Und das ist gut so: das nennt sich Privatsphäre, und hier geht es letztlich immer auch um Selbstverantwortung. Aber in der Körperpflege kommt man sich nun einmal so nahe wie beim Sex.
Rechtsdepesche: Dieses Einfordern von Selbstverantwortung geht vermutlich nicht ohne Konflikte ab?
Basche: Natürlich nicht. Viele Pflegebedürftige erklären uns, „dass Corona vorbei ist“. Wir müssen aber von unseren Pflegebedürftigen einfordern, dass sie weiter Mundschutz tragen, während wir sie versorgen. Und das dürfen wir auch erwarten. Das ist gelebte Solidarität: Jede Mitarbeiterin, die ausfällt, weil sie von einem Pflegebedürftigen angesteckt wurde, fällt in der Versorgung vieler, vieler andere Pflegebedürftiger aus.
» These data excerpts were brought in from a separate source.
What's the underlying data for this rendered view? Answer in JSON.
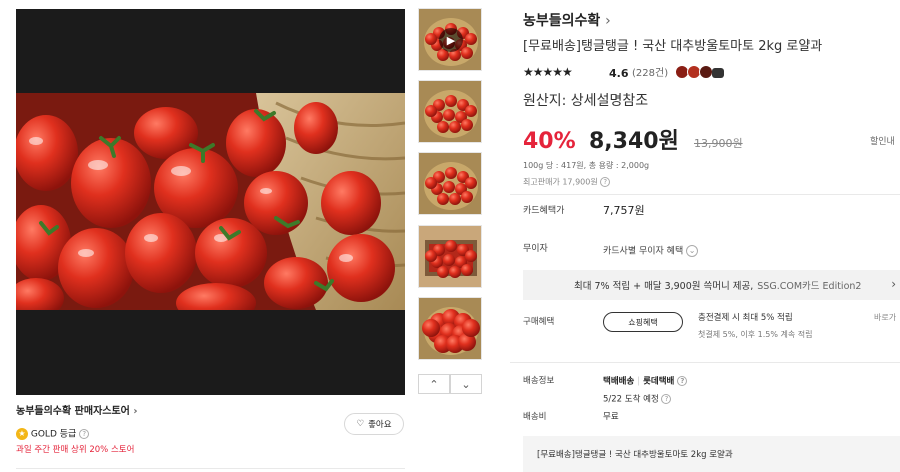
{
  "gallery": {
    "thumbs": [
      {
        "play": true
      },
      {
        "play": false
      },
      {
        "play": false
      },
      {
        "play": false
      },
      {
        "play": false
      }
    ],
    "prev_icon": "chevron-up",
    "next_icon": "chevron-down"
  },
  "seller": {
    "name": "농부들의수확 판매자스토어",
    "grade": "GOLD 등급",
    "rank_text": "과일 주간 판매 상위 20% 스토어",
    "like_label": "좋아요"
  },
  "product": {
    "brand": "농부들의수확",
    "title": "[무료배송]탱글탱글 ! 국산 대추방울토마토 2kg 로얄과",
    "rating": "4.6",
    "review_count": "(228건)",
    "origin": "원산지: 상세설명참조",
    "discount": "40%",
    "price": "8,340원",
    "original_price": "13,900원",
    "coupon_link": "할인내",
    "unit_info": "100g 당 : 417원, 총 용량 : 2,000g",
    "max_price": "최고판매가 17,900원"
  },
  "benefits": {
    "card_label": "카드혜택가",
    "card_price": "7,757원",
    "installment_label": "무이자",
    "installment_value": "카드사별 무이자 혜택",
    "banner": "최대 7% 적립 + 매달 3,900원 쓱머니 제공,",
    "banner_card": "SSG.COM카드 Edition2",
    "purchase_label": "구매혜택",
    "shopping_button": "쇼핑혜택",
    "charge_title": "충전결제 시 최대 5% 적립",
    "charge_detail": "첫결제 5%, 이후 1.5% 계속 적립",
    "right_link": "바로가"
  },
  "delivery": {
    "label": "배송정보",
    "method1": "택배배송",
    "method2": "롯데택배",
    "eta": "5/22 도착 예정",
    "fee_label": "배송비",
    "fee": "무료"
  },
  "option_box": {
    "text": "[무료배송]탱글탱글 ! 국산 대추방울토마토 2kg 로얄과"
  },
  "colors": {
    "accent": "#e5243b",
    "muted": "#888888",
    "text": "#222222"
  }
}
Genauso ist die Impfung gelebte Selbstverantwortung. Wer sich impfen lässt, tut das für sich selbst, um schweren Krankheitsverläufen vorzubeugen. Er tut das nicht für andere. Das ist den Pflegekräften sehr wohl bewusst, offenbar aber nicht dem Bundesverfassungsgericht. Und deshalb ist die Einrichtungsbezogene Impfpflicht aus Sicht der Pflegekräfte nicht nur ungerecht und fachlich von gestern, sondern eine Zumutung.
Rechtsdepesche: Vielen Dank für das Gespräch!
Das Interview führte Verleger Prof. Dr. Volker Großkopf.
2 Kommentare
Sehr schwacher Artikel.
Keinerlei kritische Rückfragen. Dr. Jan Basche – vermutlich Mediziner?! – darf ohne wenn und aber seine Thesen äußern. Die Einschätzungsprärogative des Gesetzgebers ignoriert er dabei vollumfänglich. Wird einfach hingenommen.
…Warum sollte er seine Thesen nicht äußern dürfen? Und dass er die Einschätzungsprärogative des Gesetzgebers als völlig überholt ansieht, wird ja sehr deutlich. Das ist aus meiner Sicht sehr gut nachzuvollziehen. Man fragt sich tatsächlich, warum bei dieser „Gesundheitspolitik“ alle Kontrollmechanismen ausfallen. Sehr bedauerlich.